The Psychology of Guaranteed Income and How Much Money Is Enough

the power of zero

David’s first appearance on the podcast was one of the most downloaded episodes.

Back in 2014, David wrote the Power of Zero book and since then the national debt has grown considerably. We are now at $28 trillion in debt and the primary problem is that much debt is only affordable as long as interest rates stay historically low.

At some point in the near future, the US will no longer be able to borrow money at the current rate and this will result in the cost of servicing the national debt will grow and consume more and more of the national budget. Many experts are saying that tax rates will have to raise dramatically or the US will go broke as a country.

Everybody has been saving the lion’s share of their money in tax-deferred accounts. In doing so they are entering into a partnership with the IRS where the IRS gets to vote on what percentage of your profits you get to keep. The best way to insulate yourself from higher taxes is to get into the zero percent tax bracket.

Taxes are evolving at a rapid pace. We have to approach retirement with a sense of flexibility and be nimble enough to make changes to the strategy.

Joe Biden’s tax plans are going to have major repercussions for every American, whether that is now or eight years from now. David’s belief is that Joe Biden is going to extend the tax cuts under budget reconciliation for another 8 years and if that happens the government is going to have to crank taxes up to make up for lost time.

Everyday Americans need to take advantage of the current historically low tax rates, stretch out their tax obligations out over the next few years, and position as much of their money to tax-free.

Historically, the highest marginal tax brackets are bellwethers for all other marginal tax rates. 

Maya MacGuinneas did a study that showed that the government would have to raise taxes on everyone making above $40,000 to 40% just to prevent the debt from growing each year.

Even though Joe Biden has made the promise that he’s not going to raise taxes on the middle class, mathematically it’s just not tenable.
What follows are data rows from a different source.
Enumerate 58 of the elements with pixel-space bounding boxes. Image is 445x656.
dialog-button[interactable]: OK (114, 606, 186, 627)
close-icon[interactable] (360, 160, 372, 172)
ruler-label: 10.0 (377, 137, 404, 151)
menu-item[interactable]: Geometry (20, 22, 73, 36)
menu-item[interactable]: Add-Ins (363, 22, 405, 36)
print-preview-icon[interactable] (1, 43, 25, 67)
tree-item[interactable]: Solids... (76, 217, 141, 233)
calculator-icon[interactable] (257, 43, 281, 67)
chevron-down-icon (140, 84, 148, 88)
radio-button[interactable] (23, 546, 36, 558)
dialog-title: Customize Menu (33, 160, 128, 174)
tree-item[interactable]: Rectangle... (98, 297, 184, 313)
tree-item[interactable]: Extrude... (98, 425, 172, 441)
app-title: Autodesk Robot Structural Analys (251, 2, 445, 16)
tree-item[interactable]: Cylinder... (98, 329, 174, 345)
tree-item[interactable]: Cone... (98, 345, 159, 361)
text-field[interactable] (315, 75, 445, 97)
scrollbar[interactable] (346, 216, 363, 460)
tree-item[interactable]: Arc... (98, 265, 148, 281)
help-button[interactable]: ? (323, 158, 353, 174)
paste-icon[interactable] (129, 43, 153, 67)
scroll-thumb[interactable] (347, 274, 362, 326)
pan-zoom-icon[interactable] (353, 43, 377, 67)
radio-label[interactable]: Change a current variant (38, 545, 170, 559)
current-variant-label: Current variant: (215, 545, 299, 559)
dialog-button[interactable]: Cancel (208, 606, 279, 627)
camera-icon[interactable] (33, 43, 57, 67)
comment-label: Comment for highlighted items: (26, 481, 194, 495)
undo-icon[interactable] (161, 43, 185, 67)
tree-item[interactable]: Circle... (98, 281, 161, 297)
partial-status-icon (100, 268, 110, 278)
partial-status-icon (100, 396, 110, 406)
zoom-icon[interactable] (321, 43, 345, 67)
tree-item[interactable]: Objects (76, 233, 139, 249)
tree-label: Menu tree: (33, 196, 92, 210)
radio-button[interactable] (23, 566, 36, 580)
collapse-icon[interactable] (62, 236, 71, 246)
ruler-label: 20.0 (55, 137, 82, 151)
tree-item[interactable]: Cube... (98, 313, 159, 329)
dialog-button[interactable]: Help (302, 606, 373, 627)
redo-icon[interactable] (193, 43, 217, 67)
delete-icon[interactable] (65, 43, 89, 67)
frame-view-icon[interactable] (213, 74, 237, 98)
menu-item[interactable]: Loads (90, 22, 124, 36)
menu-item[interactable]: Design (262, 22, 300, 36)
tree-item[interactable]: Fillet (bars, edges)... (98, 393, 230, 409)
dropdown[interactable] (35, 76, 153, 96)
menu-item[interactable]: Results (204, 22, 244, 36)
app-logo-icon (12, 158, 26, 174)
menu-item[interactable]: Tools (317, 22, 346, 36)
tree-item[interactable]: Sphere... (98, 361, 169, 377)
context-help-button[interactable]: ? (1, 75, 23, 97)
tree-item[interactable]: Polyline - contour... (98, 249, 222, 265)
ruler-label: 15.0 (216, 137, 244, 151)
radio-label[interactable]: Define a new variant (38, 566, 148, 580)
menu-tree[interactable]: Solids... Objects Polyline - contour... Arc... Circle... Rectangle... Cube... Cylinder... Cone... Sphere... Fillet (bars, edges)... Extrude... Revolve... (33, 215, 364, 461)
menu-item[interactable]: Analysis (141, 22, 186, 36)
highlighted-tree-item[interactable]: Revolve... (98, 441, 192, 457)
If he refuses to broaden the tax base sooner rather than later, the fix on the back end is going to be much more aggressive.

Raising taxes can be a catch-22, where it stifles economic growth and lowers revenue in the end. The reality is that there are not a lot of good choices to fix the situation, but the later we wait the harder the choices are going to become.

Harvard Business School did a study to discover at what point do people feel comfortable with the amount of money they have saved and whether they will run out of money. Nearly everyone said they were worried. Ultimately, the study asked the question “do you need to have $15 million in your investment portfolio to feel like you won’t ever run out of money before you die, or is there another way to mitigate longevity risk?”

People’s greatest fear in retirement is running out of money before they die. In today’s financial planning world, not a lot of people can mitigate tax-rate risk and longevity risk within the same financial plan.

If you have a stream of guaranteed income from social security, an annuity, or a company pension can be the difference between being comfortable in retirement and not worried about running out of money and the fear that your money won’t last.

Saving more money doesn’t solve your longevity risk. It’s not about your assets in retirement, it’s about your income.

The people that have guaranteed streams of income are happier in retirement and they generally live longer lives than people that don’t.

Even high net worth people can benefit from guaranteed streams of income because it gives you permission to take much more risk in your stock market portfolio. Even if they don’t need the income, they can take it and reinvest it.

Sequence of return risk references the order of which you experience returns in your stock market portfolio. If you have a sequence of negative returns early on in your retirement, it can send your portfolio into a death spiral from which it never recovers. Sequence of return risk can be devastating.

The 4% Rule used to be the prevailing wisdom for people taking money out of their stock market portfolio. As recently as 2010, those projections are outdated and the 3% Rule has become the norm. The problem with this approach is that it is extremely expensive.

Having an annuity is your tax-deferred bucket, which 97% of people do, you are exposing yourself to tax-rate risk as well as social security taxation risk. Using a piecemeal internal Roth conversion to convert it tax-free insulates you from rising taxes. The problem comes from not being able to do that Roth conversion all at once and you need another solution for the first five to seven years of retirement. This is where a time-segmented approach can come in.